Implementation considerations
Good-quality sputum specimens are necessary to ensure that laboratories can diagnose TB properly. In addition, laboratories should have sufficient space to ensure the quality, safety and efficiency of the services provided to clients whose samples are tested, and to ensure the safety of laboratory personnel, patients and visitors (120). Some countries experience difficulties with the implementation and quality assurance of sputum culture, which affects this recommendation because it is dependent on access to quality-assured laboratories that can offer TB culture. Sputum smear and culture examinations are also dependent on the quality of the sputum produced, so care should be taken to obtain adequate specimens and transport them to the laboratory according to standard procedures, to maintain the viability of the bacilli and thus obtain a valid culture result.
In programmatic settings, the practitioner treating MDR-TB patients is typically guided not only by bacteriological tests but also by markers of response to treatment or of disease progression, such as the patient’s general condition, weight gain over time, resolution of disease manifestations, blood indices and results of imaging (e.g. chest radiography). The potential use of Xpert MTB/RIF assay in monitoring treatment response has yet to be determined (121, 122).
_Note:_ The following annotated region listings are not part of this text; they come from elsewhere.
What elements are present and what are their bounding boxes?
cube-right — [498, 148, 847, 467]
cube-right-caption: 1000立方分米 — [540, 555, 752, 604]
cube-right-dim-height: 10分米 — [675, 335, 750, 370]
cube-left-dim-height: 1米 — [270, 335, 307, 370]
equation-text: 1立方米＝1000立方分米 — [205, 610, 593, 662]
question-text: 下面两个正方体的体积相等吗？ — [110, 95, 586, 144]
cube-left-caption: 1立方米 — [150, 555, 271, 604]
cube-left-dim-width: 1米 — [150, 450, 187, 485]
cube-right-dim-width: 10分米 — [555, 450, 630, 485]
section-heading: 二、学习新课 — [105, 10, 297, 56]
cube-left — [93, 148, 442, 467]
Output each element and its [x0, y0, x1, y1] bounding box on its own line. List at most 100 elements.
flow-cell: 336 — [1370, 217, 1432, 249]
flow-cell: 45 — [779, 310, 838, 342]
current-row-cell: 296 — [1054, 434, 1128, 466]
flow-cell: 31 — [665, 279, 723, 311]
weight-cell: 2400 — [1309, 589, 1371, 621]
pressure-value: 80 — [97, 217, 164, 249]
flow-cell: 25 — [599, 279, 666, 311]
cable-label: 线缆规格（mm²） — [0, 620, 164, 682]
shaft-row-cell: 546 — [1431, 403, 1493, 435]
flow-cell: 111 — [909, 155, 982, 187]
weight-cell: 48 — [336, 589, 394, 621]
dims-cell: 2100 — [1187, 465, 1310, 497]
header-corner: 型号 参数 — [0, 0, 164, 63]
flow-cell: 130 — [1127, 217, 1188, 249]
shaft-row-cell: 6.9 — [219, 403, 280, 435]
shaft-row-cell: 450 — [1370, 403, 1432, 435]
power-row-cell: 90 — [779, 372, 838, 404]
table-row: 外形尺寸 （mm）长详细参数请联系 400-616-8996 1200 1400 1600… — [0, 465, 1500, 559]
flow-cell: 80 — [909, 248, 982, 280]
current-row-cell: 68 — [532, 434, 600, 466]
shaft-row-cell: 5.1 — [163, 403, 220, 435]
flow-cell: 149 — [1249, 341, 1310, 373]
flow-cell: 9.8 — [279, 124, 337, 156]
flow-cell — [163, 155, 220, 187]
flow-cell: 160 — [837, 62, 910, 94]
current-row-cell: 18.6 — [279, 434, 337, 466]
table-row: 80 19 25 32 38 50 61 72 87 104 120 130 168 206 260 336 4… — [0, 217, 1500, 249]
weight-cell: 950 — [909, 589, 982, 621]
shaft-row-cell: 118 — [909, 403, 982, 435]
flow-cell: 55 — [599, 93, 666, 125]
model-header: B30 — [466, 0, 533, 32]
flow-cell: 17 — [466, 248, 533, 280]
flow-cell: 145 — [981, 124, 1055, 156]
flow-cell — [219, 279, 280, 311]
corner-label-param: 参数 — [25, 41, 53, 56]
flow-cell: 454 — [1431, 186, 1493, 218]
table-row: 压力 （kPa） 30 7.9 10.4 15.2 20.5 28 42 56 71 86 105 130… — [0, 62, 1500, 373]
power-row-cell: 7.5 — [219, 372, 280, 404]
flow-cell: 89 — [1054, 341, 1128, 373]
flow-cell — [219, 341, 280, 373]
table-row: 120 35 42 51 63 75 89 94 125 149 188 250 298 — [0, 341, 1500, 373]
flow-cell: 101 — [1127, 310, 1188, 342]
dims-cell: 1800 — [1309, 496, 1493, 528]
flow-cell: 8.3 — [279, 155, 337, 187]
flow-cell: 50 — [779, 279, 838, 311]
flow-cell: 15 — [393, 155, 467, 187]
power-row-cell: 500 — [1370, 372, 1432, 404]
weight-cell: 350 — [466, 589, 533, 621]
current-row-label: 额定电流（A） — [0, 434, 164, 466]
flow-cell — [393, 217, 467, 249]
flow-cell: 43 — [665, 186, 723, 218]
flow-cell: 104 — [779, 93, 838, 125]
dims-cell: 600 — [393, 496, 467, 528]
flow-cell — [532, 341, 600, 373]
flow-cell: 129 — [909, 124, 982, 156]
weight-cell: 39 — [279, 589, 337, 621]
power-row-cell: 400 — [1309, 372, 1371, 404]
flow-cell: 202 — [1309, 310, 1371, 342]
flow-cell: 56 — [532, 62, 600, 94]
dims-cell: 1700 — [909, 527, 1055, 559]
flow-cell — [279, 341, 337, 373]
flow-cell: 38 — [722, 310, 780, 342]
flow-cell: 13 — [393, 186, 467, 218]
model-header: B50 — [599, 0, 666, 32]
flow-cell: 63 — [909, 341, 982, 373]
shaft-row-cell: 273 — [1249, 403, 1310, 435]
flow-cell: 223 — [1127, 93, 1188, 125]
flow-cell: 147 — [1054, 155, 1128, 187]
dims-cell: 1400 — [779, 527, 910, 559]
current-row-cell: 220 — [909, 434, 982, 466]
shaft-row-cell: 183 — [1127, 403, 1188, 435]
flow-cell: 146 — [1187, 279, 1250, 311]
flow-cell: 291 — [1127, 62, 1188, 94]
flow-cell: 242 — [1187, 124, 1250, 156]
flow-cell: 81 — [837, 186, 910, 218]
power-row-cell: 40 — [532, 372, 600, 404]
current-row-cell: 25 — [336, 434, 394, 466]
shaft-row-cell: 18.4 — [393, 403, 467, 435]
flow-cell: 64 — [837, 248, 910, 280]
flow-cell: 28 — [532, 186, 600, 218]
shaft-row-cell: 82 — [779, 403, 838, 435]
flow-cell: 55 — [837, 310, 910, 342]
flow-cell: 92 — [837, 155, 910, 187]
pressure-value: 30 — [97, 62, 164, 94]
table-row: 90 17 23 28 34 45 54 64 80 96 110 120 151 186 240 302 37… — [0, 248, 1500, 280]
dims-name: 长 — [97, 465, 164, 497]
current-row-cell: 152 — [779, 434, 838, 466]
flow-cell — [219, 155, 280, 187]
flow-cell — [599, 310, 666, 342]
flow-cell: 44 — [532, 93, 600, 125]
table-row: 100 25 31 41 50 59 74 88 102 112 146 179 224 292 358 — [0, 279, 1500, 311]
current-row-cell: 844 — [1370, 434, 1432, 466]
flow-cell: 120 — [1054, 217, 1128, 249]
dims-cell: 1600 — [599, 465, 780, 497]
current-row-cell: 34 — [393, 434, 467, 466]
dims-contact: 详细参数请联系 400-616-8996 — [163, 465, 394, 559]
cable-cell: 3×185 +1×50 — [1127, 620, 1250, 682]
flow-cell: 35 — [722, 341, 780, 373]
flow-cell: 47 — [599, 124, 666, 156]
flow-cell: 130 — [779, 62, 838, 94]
The implementation of more frequent microbiological testing would require appropriate resources to be made available, both for the laboratories undertaking the tests and for the patient, who may have to spend more time visiting the facilities and, at times, pay for the testing. Patient values and preferences need to be considered to ensure a more acceptable service and patient-centred delivery of care. Increased monitoring should not be done at the expense of overburdening the laboratory services or upsetting health equity by displacing resources from other essential components of the programme.
Monitoring and evaluation
Culture and microscopy results for tests performed in patients on MDR-TB treatment should be captured in the second-line TB treatment register as well as the respective laboratory registers (94). Sometimes these registers may exist as part of an electronic laboratory or patient information system, which makes it much easier for multiple users to access the data in real time and can also help to limit errors. It is important for the programme manager to assess the records in the second-line TB treatment register for completeness of testing using both culture and sputum smear microscopy, any discordance between the two modalities, and whether decisions on regimen changes or assignment of outcome are coherent (e.g. does a case have sufficient negative culture test results available to be classified as “cured”?). Performance indicators help to improve the quality of care; such indicators include contamination rates, turnaround times and proportion of culture tests done without results being recorded in the patient information system. In the case of repeated positive cultures, repeat testing for drug susceptibility or resistance is important.